É neste contexto de transformações socioeconômicas que despontará um jornalista mulato e pobre: Gustavo de Lacerda (1854-1909). Este foi responsável, em 7 de abril de 1908, pela criação da Associação Brasileira de Imprensa (ABI). Já no distante ano de 1858, havia ocorrido a primeira greve dos tipógrafos no Rio de Janeiro, combatendo as injustiças patronais e os baixos salários. Nos primórdios da história do movimento sindical, o pioneirismo de uma greve nasceu no âmago da classe trabalhadora ligada à imprensa.

Um destino de luta

Em 18 de maio de 1854 nasceu Gustavo Adolfo Braga, em Nossa Senhora do Desterro, atual Florianópolis (SC). Seu sobrenome foi substituído por Lacerda, aos 22 anos, quando teve permissão do Exército para efetivar a troca. Ingressando nas Forças Armadas em 8 de março 1870, chegou a conquistar o posto de segundo-sargento. Na Escola Militar de sua cidade, exerceu a função de secretário do general Tibúrcio de Sousa, que, ao perceber a sua inteligência, incentivou-o a estudar. Por divulgar os seus conhecimentos sobre o socialismo entre os colegas de carreira, foi desligado, em 1871, de suas atividades militares.
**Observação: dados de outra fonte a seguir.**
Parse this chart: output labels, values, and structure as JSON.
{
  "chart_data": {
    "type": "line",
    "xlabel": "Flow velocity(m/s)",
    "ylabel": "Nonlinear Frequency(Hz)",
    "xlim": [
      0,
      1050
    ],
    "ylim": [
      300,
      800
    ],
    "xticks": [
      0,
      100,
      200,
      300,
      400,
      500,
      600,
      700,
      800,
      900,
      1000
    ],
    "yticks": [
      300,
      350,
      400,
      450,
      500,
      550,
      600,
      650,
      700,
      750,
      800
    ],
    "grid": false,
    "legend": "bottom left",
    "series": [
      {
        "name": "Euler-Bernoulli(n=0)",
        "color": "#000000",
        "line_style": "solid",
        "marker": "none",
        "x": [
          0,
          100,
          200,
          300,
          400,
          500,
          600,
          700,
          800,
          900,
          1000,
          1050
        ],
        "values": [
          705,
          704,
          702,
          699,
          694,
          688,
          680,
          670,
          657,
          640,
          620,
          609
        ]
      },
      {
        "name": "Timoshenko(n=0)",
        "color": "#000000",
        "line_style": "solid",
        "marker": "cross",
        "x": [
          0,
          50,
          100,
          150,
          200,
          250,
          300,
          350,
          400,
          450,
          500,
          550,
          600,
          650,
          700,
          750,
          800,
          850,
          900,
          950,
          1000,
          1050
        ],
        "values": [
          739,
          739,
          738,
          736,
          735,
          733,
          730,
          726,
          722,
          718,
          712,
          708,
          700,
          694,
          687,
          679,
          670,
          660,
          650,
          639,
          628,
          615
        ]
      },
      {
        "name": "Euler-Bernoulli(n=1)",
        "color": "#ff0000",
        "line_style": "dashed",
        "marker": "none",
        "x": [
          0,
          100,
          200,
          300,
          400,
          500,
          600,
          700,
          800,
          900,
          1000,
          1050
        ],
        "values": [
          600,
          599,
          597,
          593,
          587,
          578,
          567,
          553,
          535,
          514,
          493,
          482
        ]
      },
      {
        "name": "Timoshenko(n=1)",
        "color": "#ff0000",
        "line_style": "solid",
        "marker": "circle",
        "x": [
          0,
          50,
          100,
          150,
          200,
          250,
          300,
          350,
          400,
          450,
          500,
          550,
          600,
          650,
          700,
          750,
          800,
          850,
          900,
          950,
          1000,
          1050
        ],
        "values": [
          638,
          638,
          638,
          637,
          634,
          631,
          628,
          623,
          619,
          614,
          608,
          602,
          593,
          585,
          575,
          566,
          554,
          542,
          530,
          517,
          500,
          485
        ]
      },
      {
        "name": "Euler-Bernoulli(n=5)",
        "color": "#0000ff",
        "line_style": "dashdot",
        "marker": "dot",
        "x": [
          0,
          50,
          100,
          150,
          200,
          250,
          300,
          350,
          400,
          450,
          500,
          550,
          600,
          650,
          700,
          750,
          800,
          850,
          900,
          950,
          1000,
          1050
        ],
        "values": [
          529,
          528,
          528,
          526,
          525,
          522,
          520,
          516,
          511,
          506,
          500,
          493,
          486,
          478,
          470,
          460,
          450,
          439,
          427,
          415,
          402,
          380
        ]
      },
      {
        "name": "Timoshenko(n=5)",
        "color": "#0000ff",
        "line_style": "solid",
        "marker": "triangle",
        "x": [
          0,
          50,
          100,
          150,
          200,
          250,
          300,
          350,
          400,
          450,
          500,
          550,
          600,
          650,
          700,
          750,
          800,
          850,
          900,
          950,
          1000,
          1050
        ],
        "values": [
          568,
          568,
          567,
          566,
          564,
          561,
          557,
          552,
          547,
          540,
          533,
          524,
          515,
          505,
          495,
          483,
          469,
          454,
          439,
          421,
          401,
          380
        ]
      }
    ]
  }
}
Autodidata, dominava o idioma português e escrevia com desenvoltura. Gustavo de Lacerda iniciou, também, estudos em francês, tendo acesso a livros que circulavam, entre amigos, sobre as ideias socialistas. Em 1875, mudou-se para o Rio de Janeiro, porém regressaria a Santa Catarina, ingressando mais uma vez no Exército, onde permaneceu até 1881.

O jornalista

Buscando uma oportunidade de emprego em Santos (SP), trabalhou como guarda-livros. Ao retornar ao Rio de Janeiro, em 1º de janeiro de 1884, lançou o primeiro número do seu jornal o Meio Dia. Neste periódico, ele se denominou republicano independente e apartidário: “Os partidos não têm programas nem princípios, menos ideias e união – só têm chapas”. O jornal teve existência efêmera e não chegou a completar um mês de circulação.

Completamente falido e sem condições de sobrevivência, ele aceitou o emprego de repórter de setor no jornal O Paíz (1884-1934). Neste periódico, Gustavo de Lacerda trabalharia até falecer.

Em suas atividades como jornalista, Gustavo de Lacerda, ao mesmo tempo, foi repórter e revisor do jornal A Imprensa, de Rui Barbosa (1849-1923), e durante o governo do presidente Campos Sales (1898-1902) trabalhou também, no Jornal do Brasil.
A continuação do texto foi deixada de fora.